We in Mantis believe that the re-configuring of all or most nation-states will occur a few years after the wars now unfolding have reached their climax, the purpose of those wars being to distract populations from the inability of nation-states to integrate the new technologies into human culture with any semblance of "democracy." That inability will be too evident to hide in the aftermath of the wars now being started for us.

Mantis will resist subjugation by securing its own territory, politically and legally. We will interact and have peaceful relations with corporations and governments, but we will not be subject to them. We will be subject to our own laws.

Where will our territory be? Since Mantis is spread up and down the U.S. West Coast, it will likely be in some part of the current western U.S. It is too early to know the location, because the re-configuration of the U.S., along with the redrawing of the borders of all the world's nation-states, will be a post-war process. When it arrives for the U.S., Mantis will be strong and ready to negotiate our new place.

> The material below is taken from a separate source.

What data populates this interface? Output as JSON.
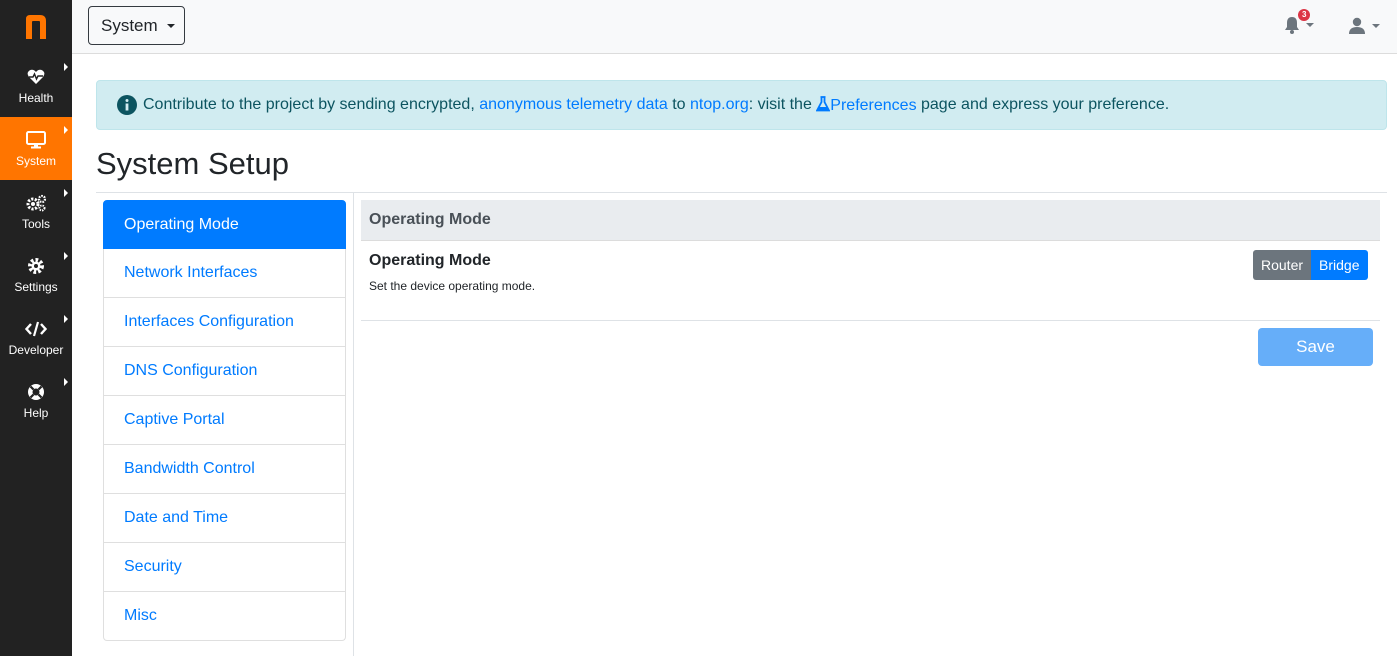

Through the following speeches from the 2044 US presidential election you will meet my young proteges, Anthony Roberts and Rebecca Silversmith, who, as my associate Harry found when he perused the future, will run against each other in that election. Much can be learned from reading these speeches (because of complications arising from meddling in the future, I cannot endorse or comment on either Anthony or Rebecca's future platforms).

The Media/Government/Military Complex does not want people to be aware of their evolution. But we of Mantis are aware.

With hope, Gregory

Candidate speeches from the 2044 U.S. presidential election

Statement from Anthony Roberts, candidate for the Scientific Humanist Party

Greetings Americans and all people of Earth! We approach this election at a critical time, as the forces guiding our species converge to offer us a moment of decision. By using the term "decision" I have already distinguished our party from the opposition, Cosmic Merger, which sees the next step in human evolution continuing the passive, uncaring process we have known since we began what we thought was the domination of this planet. In truth, we have never dominated anything; we were thrust into the appearance of dominance by who-knows-what forces, making a virtue of necessity with the old scriptural command for "dominion." As the catastrophe of the Third World War made clear, we have had no more dominion over our planet and our lives than fruit flies. The science of consciousness has shown that we haven't even possessed our own selves, as we find that the fictional self in our heads that details the "decisions" we make and our moment-to-moment being occur a full quarter-second after the fact. We have been automatons, slaves if you will, to forces that our "science" could not, indeed did not want to see.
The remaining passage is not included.